Alexander Zemlinsky is one of those composers who do not enjoy great renown and yet were very highly regarded in their time. His works did not change the history of music but are an authentic testimony of the turbulent developments in music between 1890 and 1940. Zemlinsky stands between times and styles but in this intermediary position he found a rich, unmistakeable, musical language. His personality and work epitomise one of the most fascinating epochs of art in Europe.

Zemlinsky was born in 1871 in Vienna and grew up in the Leopoldstadt district which was characterised by the many Jewish inhabitants who lived there. His musical talent became evident at an early age and so his parents registered him at the Conservatory of the Society of the Friends of Music when he was barely 13 years old. Zemlinsky studied at this institution until 1892, composing works of his own which were influenced by those of his model and patron Johannes Brahms.

After completing his studies, through personal contacts and a strong commitment in working for a number of institutions and societies, Zemlinsky soon succeeded in creating a certain position for himself in the pulsating musical life of Vienna. During these years his encounters with Arnold Schoenberg and Alma Schindler — who later became Gustav Mahler’s wife — were especially significant both on a human and artistic level. For a brief period Zemlinsky instructed Schoenberg in counterpoint and from 1906 became his brother-in-law, indeed Schoenberg was to become Zemlinsky’s most important friend and artistic partner. Zemlinsky had an intensive and unhappy love affair with his pupil Alma Schindler which only came to an end when she met Mahler.

After 1900 Zemlinsky was firmly established as a leading musical figure in Vienna, both as composer and conductor. However, he did not achieve a really major breakthrough. From 1900 to 1904 Zemlinsky was kapellmeister at the Carltheater and at the Theater an der Wien where he was only entrusted with conducting operettas. It was not until 1904, when he was appointed kapellmeister at the Volksoper and for one season (1907-8) at the Hofoper, that he was able to conduct major works in the repertoire.

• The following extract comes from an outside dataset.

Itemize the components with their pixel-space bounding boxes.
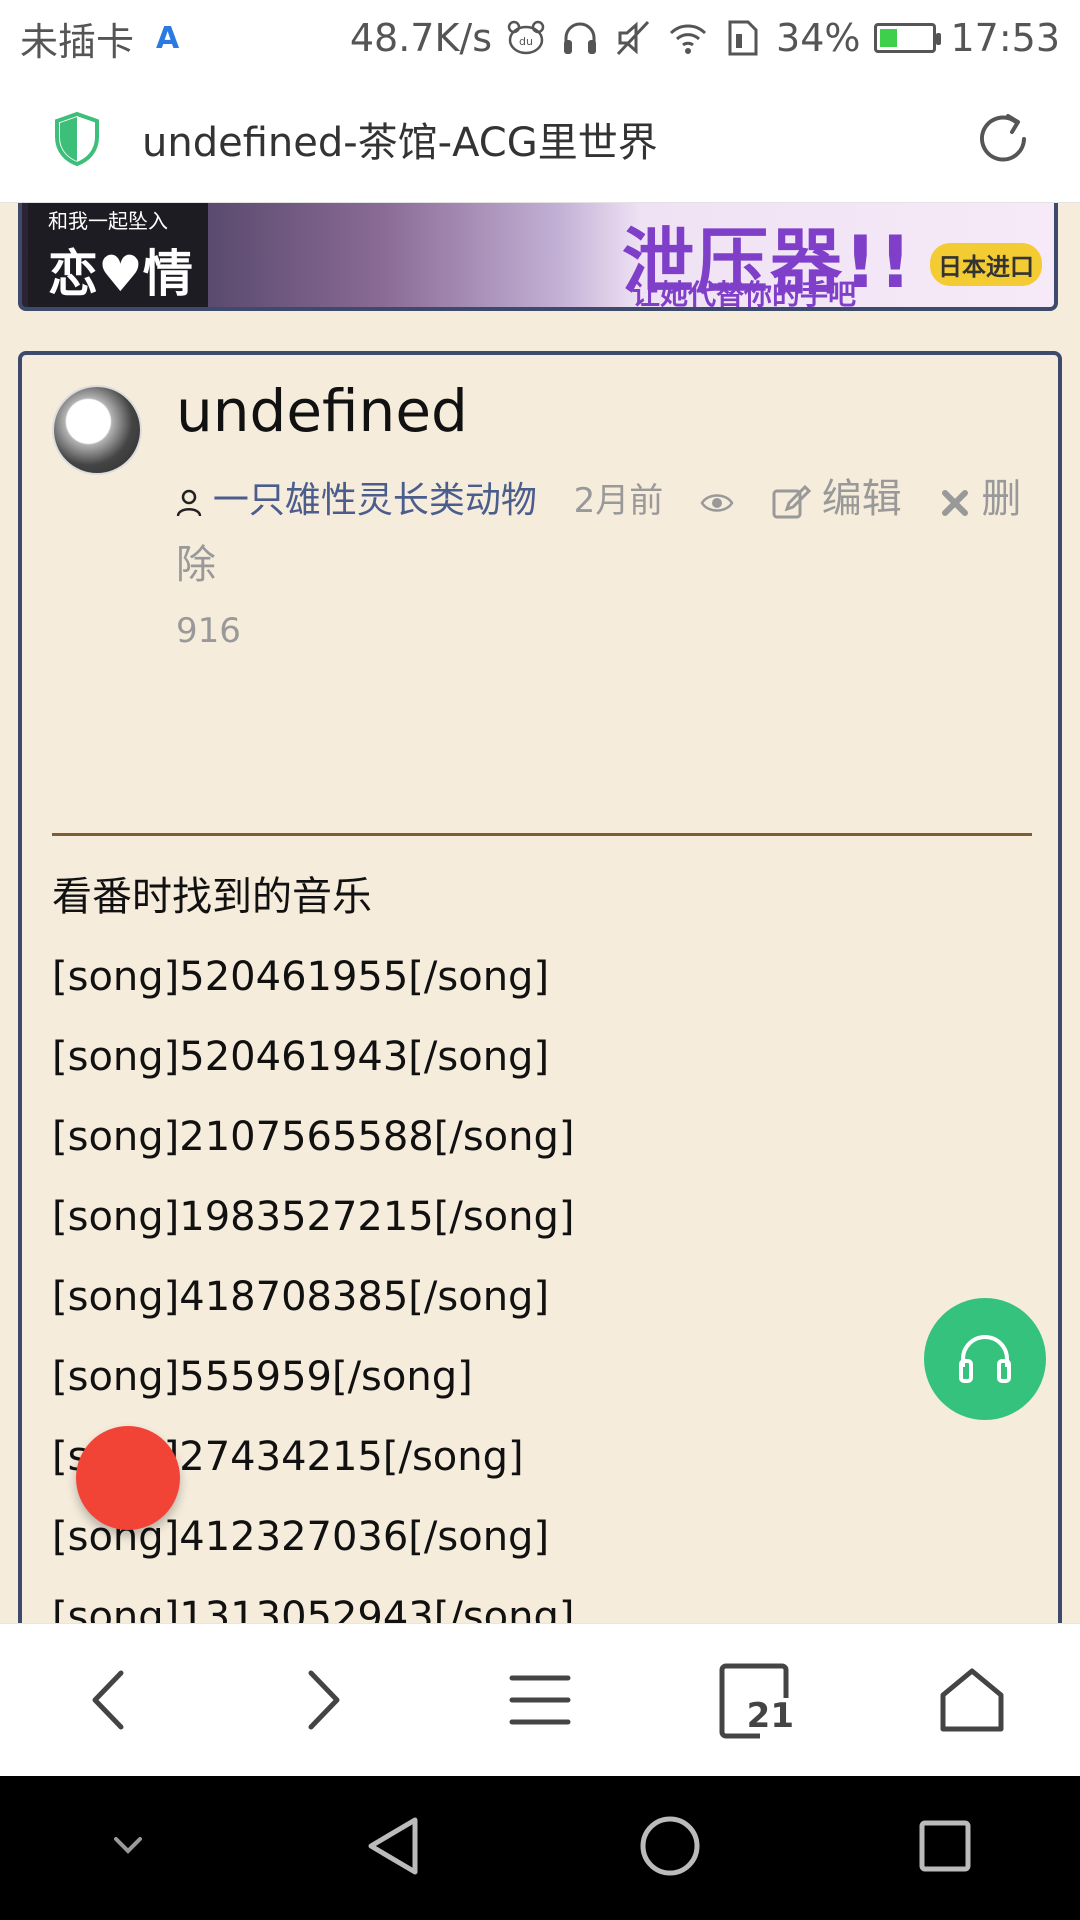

During this period he focused his compositional work on music theatre: until 1910 Zemlinsky wrote four operas which show in a very varied manner his infallible affinity for the genre.
In 1911 Zemlinsky went to Prague where he held the post of opera conductor of the Deutsches Landestheater until 1927. This was where he celebrated his greatest successes as a conductor, especially for his readings of the music of Mozart and Wagner but also through performances of works by Mahler and Schoenberg, Zemlinsky’s name became synonymous with a natural and perceptive interpretation that served the music. His work as a conductor allowed Zemlinsky only a little time to compose and yet works such as the String Quartet No. 2, the Lyrische Symphonie and the two one-act operas based on works by Oscar Wilde are some of the highlights of his œuvre.

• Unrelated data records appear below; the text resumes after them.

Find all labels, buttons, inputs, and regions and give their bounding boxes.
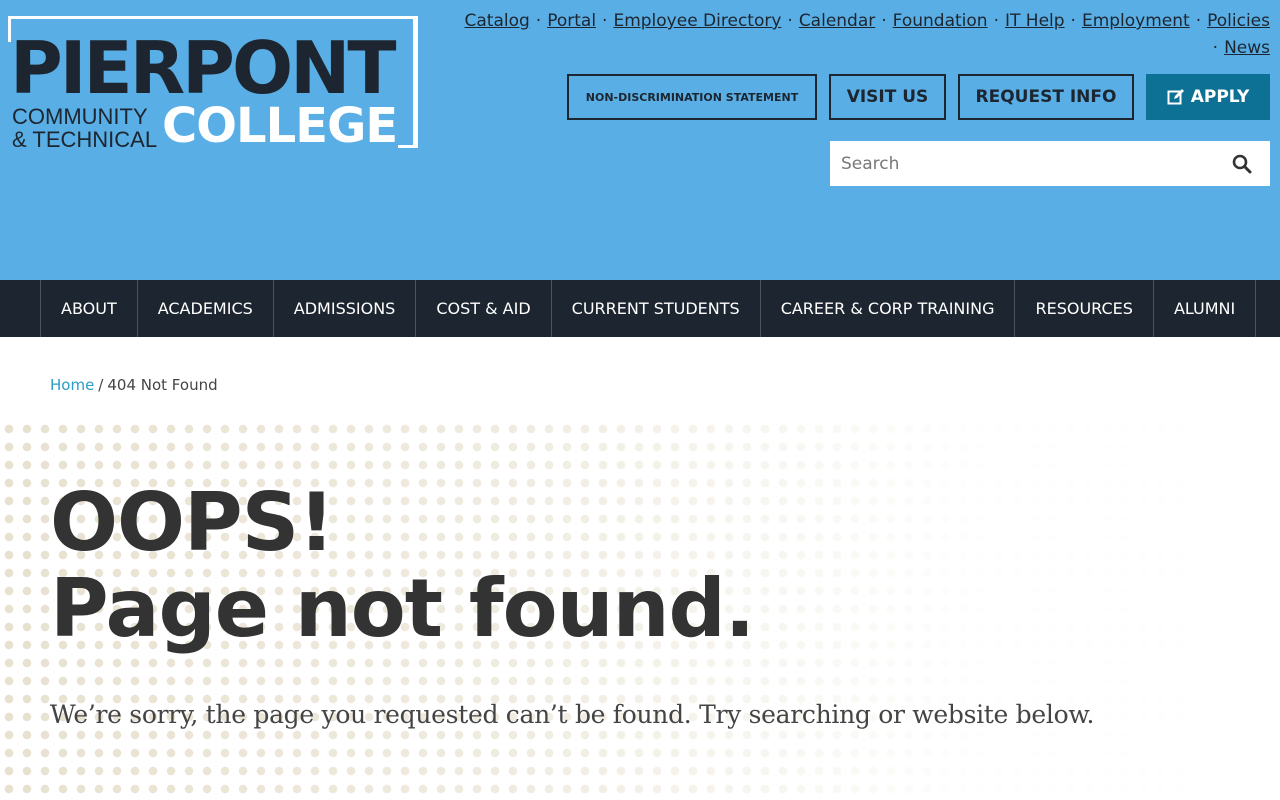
nav-item-admissions[interactable]: ADMISSIONS — [272, 280, 416, 337]
site-header: PIERPONT COMMUNITY & TECHNICAL COLLEGE C… — [0, 0, 1280, 280]
utility-link-foundation[interactable]: Foundation — [893, 11, 988, 31]
logo-frame-right — [398, 16, 418, 148]
logo-subtitle-1: COMMUNITY — [12, 104, 148, 129]
main-nav: ABOUT ACADEMICS ADMISSIONS COST & AID CU… — [0, 280, 1280, 337]
logo-wordmark: PIERPONT — [10, 26, 397, 110]
request-info-button[interactable]: REQUEST INFO — [958, 74, 1134, 120]
title-line-1: OOPS! — [50, 476, 335, 569]
separator: · — [535, 11, 542, 31]
title-line-2: Page not found. — [50, 562, 755, 655]
utility-link-calendar[interactable]: Calendar — [799, 11, 875, 31]
apply-button[interactable]: APPLY — [1146, 74, 1270, 120]
non-discrimination-button[interactable]: NON-DISCRIMINATION STATEMENT — [567, 74, 817, 120]
search-icon[interactable] — [1232, 154, 1252, 174]
separator: · — [787, 11, 793, 31]
separator: · — [1195, 11, 1202, 31]
nav-item-cost-aid[interactable]: COST & AID — [415, 280, 550, 337]
college-logo[interactable]: PIERPONT COMMUNITY & TECHNICAL COLLEGE — [0, 0, 430, 160]
nav-item-alumni[interactable]: ALUMNI — [1152, 280, 1257, 337]
utility-link-policies[interactable]: Policies — [1207, 11, 1270, 31]
page-title: OOPS! Page not found. — [50, 480, 755, 655]
search-box — [830, 141, 1270, 186]
apply-label: APPLY — [1190, 87, 1250, 107]
logo-subtitle-2: & TECHNICAL — [12, 127, 158, 152]
visit-us-button[interactable]: VISIT US — [829, 74, 946, 120]
nav-item-current-students[interactable]: CURRENT STUDENTS — [550, 280, 760, 337]
nav-item-career-corp-training[interactable]: CAREER & CORP TRAINING — [759, 280, 1015, 337]
utility-link-it-help[interactable]: IT Help — [1005, 11, 1065, 31]
breadcrumb-separator: / — [98, 376, 104, 394]
error-message: We’re sorry, the page you requested can’… — [50, 700, 1095, 729]
separator: · — [881, 11, 887, 31]
breadcrumb-current: 404 Not Found — [107, 376, 218, 394]
utility-link-news[interactable]: News — [1224, 38, 1270, 58]
edit-icon — [1167, 89, 1184, 105]
utility-link-employment[interactable]: Employment — [1082, 11, 1190, 31]
utility-link-employee-directory[interactable]: Employee Directory — [613, 11, 781, 31]
separator: · — [602, 11, 608, 31]
utility-link-portal[interactable]: Portal — [547, 11, 596, 31]
separator: · — [1070, 11, 1076, 31]
utility-link-catalog[interactable]: Catalog — [465, 11, 530, 31]
breadcrumb: Home/404 Not Found — [50, 376, 218, 394]
separator: · — [1212, 38, 1219, 58]
error-hero: OOPS! Page not found. We’re sorry, the p… — [0, 420, 1280, 800]
nav-item-about[interactable]: ABOUT — [40, 280, 137, 337]
nav-item-resources[interactable]: RESOURCES — [1014, 280, 1152, 337]
search-input[interactable] — [830, 141, 1210, 186]
logo-college-word: COLLEGE — [162, 98, 398, 154]
utility-nav: Catalog · Portal · Employee Directory · Calend… — [430, 8, 1271, 62]
nav-item-academics[interactable]: ACADEMICS — [136, 280, 273, 337]
breadcrumb-home-link[interactable]: Home — [50, 376, 94, 394]
separator: · — [993, 11, 999, 31]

In 1927 Zemlinsky moved to Berlin, where he was kapellmeister at the Kroll Opera (until it was closed). Here he conducted a number of productions which aroused interest because of the aesthetics of their staging and yet Zemlinsky was overshadowed by the rise of younger conductors such as Otto Klemperer, Georg Szell and Erich Kleiber. In 1931 he took on a teaching appointment at the Music Academy but after the seizure of power by the Nazis and in 1933 the passing of the law which prohibited Jews from being employed in state service he had to resign his position. He returned to the city of his birth with his second wife Louise (his first wife Ida had died in 1929) — Vienna now became his exile.
As cultural life in Vienna increasingly became influenced by political developments Zemlinsky was no longer able to become established. He did, however, have more time to compose. The works of this later period were varied in style and form, the main one being the opera Der König Kandaules. From 1938 the situation in Vienna made it impossible for him to continue working and, after Hitler’s invasion, Zemlinsky and his family planned to escape. In the autumn of 1938 they left Vienna and fled to New York.

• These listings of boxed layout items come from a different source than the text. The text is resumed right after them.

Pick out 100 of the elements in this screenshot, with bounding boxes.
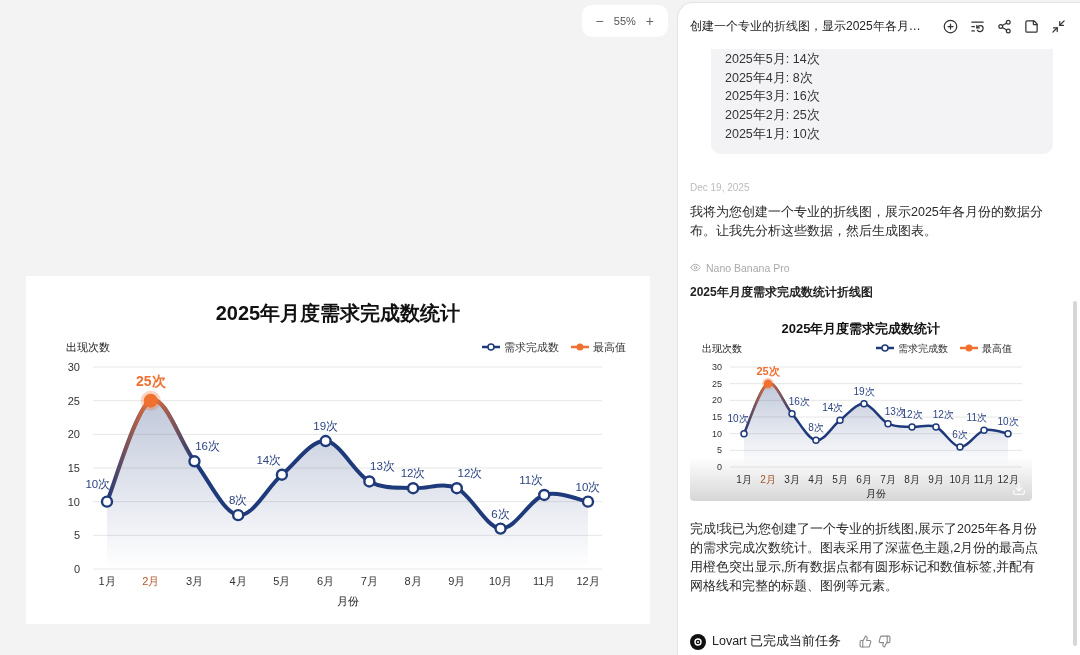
data-label: 16次 bbox=[195, 440, 220, 453]
axis-tick-label: 10 bbox=[712, 428, 722, 439]
data-point bbox=[860, 399, 868, 407]
axis-tick-label: 5 bbox=[717, 445, 722, 455]
image-title: 2025年月度需求完成数统计折线图 bbox=[690, 283, 874, 300]
axis-category-label: 4月 bbox=[229, 575, 247, 587]
message-line: 2025年3月: 16次 bbox=[725, 88, 821, 106]
axis-category-label: 10月 bbox=[488, 575, 513, 587]
message-line: 2025年1月: 10次 bbox=[725, 125, 821, 143]
axis-category-label: 12月 bbox=[997, 473, 1019, 485]
data-label: 13次 bbox=[370, 460, 395, 473]
axis-category-label: 2月 bbox=[760, 473, 776, 485]
data-label: 11次 bbox=[966, 411, 987, 423]
message-date: Dec 19, 2025 bbox=[690, 181, 751, 194]
thumbs-up-icon[interactable] bbox=[859, 635, 873, 648]
axis-category-label: 7月 bbox=[360, 575, 378, 587]
zoom-in-button[interactable]: + bbox=[645, 13, 654, 29]
data-label: 25次 bbox=[756, 364, 780, 377]
axis-category-label: 8月 bbox=[904, 473, 920, 485]
data-point bbox=[100, 495, 114, 508]
axis-tick-label: 30 bbox=[712, 361, 722, 372]
axis-category-label: 1月 bbox=[736, 473, 752, 485]
axis-tick-label: 15 bbox=[712, 411, 722, 422]
data-point bbox=[956, 442, 964, 451]
zoom-level: 55% bbox=[613, 15, 636, 27]
data-point bbox=[581, 495, 595, 508]
axis-category-label: 1月 bbox=[98, 575, 116, 587]
message-line: 2025年4月: 8次 bbox=[725, 69, 814, 87]
legend-label: 需求完成数 bbox=[504, 341, 559, 353]
chart-title: 2025年月度需求完成数统计 bbox=[781, 320, 941, 336]
axis-tick-label: 20 bbox=[67, 428, 80, 441]
axis-category-label: 4月 bbox=[808, 473, 824, 485]
axis-category-label: 5月 bbox=[832, 473, 848, 485]
data-point bbox=[538, 488, 551, 502]
data-label: 6次 bbox=[491, 507, 510, 520]
note-icon[interactable] bbox=[1024, 18, 1039, 34]
history-icon[interactable] bbox=[970, 18, 985, 34]
axis-category-label: 9月 bbox=[928, 473, 944, 485]
axis-category-label: 9月 bbox=[448, 575, 466, 587]
scrollbar[interactable] bbox=[1073, 301, 1077, 646]
model-name: Nano Banana Pro bbox=[706, 261, 790, 274]
axis-tick-label: 10 bbox=[67, 495, 80, 508]
zoom-out-button[interactable]: − bbox=[595, 13, 604, 29]
data-point bbox=[232, 508, 245, 522]
x-axis-label: 月份 bbox=[336, 595, 359, 607]
eye-icon bbox=[690, 262, 701, 273]
axis-category-label: 11月 bbox=[533, 575, 556, 587]
data-point bbox=[143, 393, 158, 408]
data-label: 10次 bbox=[997, 415, 1019, 427]
axis-tick-label: 5 bbox=[73, 529, 80, 542]
data-label: 12次 bbox=[457, 467, 483, 480]
axis-tick-label: 15 bbox=[67, 461, 80, 474]
axis-category-label: 3月 bbox=[784, 473, 800, 485]
axis-category-label: 6月 bbox=[317, 575, 335, 587]
minimize-icon[interactable] bbox=[1051, 18, 1066, 34]
data-point bbox=[319, 434, 332, 448]
axis-category-label: 6月 bbox=[856, 473, 872, 485]
data-point bbox=[363, 475, 376, 488]
axis-tick-label: 0 bbox=[717, 461, 722, 472]
data-label: 12次 bbox=[400, 467, 426, 480]
axis-category-label: 5月 bbox=[273, 575, 291, 587]
axis-tick-label: 25 bbox=[67, 394, 80, 407]
assistant-message: 完成!我已为您创建了一个专业的折线图,展示了2025年各月份的需求完成次数统计。图表采用了深蓝色主题,2月份的最高点用橙色突出显示,所有数据点都有圆形标记和数值标签,并配有网格线和完整的标题、图例等元素。 bbox=[690, 520, 1040, 595]
status-text: Lovart 已完成当前任务 bbox=[712, 633, 842, 650]
data-point bbox=[836, 416, 844, 424]
axis-tick-label: 0 bbox=[73, 562, 80, 575]
axis-category-label: 7月 bbox=[880, 473, 896, 485]
data-label: 10次 bbox=[575, 480, 601, 493]
data-point bbox=[980, 426, 988, 434]
axis-tick-label: 25 bbox=[712, 378, 722, 389]
chart-title: 2025年月度需求完成数统计 bbox=[215, 302, 461, 324]
axis-category-label: 12月 bbox=[576, 575, 600, 587]
data-point bbox=[494, 522, 507, 535]
data-point bbox=[1004, 429, 1012, 437]
data-point bbox=[406, 482, 420, 495]
data-point bbox=[908, 422, 916, 431]
data-label: 16次 bbox=[788, 395, 810, 407]
data-point bbox=[188, 455, 201, 468]
thumbs-down-icon[interactable] bbox=[878, 635, 892, 648]
y-axis-label: 出现次数 bbox=[66, 341, 110, 353]
data-label: 19次 bbox=[853, 385, 875, 397]
y-axis-label: 出现次数 bbox=[702, 342, 742, 354]
data-label: 8次 bbox=[808, 421, 824, 433]
axis-tick-label: 20 bbox=[712, 395, 722, 405]
data-point bbox=[932, 422, 940, 431]
data-point bbox=[450, 482, 463, 495]
axis-category-label: 10月 bbox=[949, 473, 971, 485]
data-point bbox=[740, 429, 748, 437]
data-label: 10次 bbox=[85, 477, 111, 490]
logo-icon bbox=[690, 633, 706, 650]
axis-category-label: 2月 bbox=[142, 575, 160, 587]
data-label: 10次 bbox=[727, 412, 749, 424]
axis-category-label: 3月 bbox=[185, 575, 203, 587]
chat-title: 创建一个专业的折线图，显示2025年各月… bbox=[690, 17, 921, 35]
data-label: 14次 bbox=[256, 453, 282, 466]
share-icon[interactable] bbox=[997, 18, 1012, 34]
data-point bbox=[884, 419, 892, 427]
new-chat-icon[interactable] bbox=[943, 18, 958, 34]
data-label: 8次 bbox=[229, 494, 248, 507]
legend-label: 需求完成数 bbox=[898, 342, 948, 354]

Zemlinsky was a broken man when he arrived in the New World. He even had to abandon his opera and composed only a few minor works. After suffering several strokes Zemlinsky died on 15 March 1942 in his house in Larchmont near New York.
For several decades after his death the music of Zemlinsky was more or less disregarded. It was not until the 1970s that his central works were performed and recorded. The re-assessment of his biography also led to the renaissance of a composer whose music combines in incomparable manner the trends of half a century. The phase of rediscovery can be regarded as having reached fruition with the world premiere of Der König Kandaules at the Hamburg State Opera in 1996. Now the public again has the music of a composer about whom Schoenberg said in 1949, “I always firmly believed that he was a great composer and I still believe this. It is possible that his time will come sooner than we think”.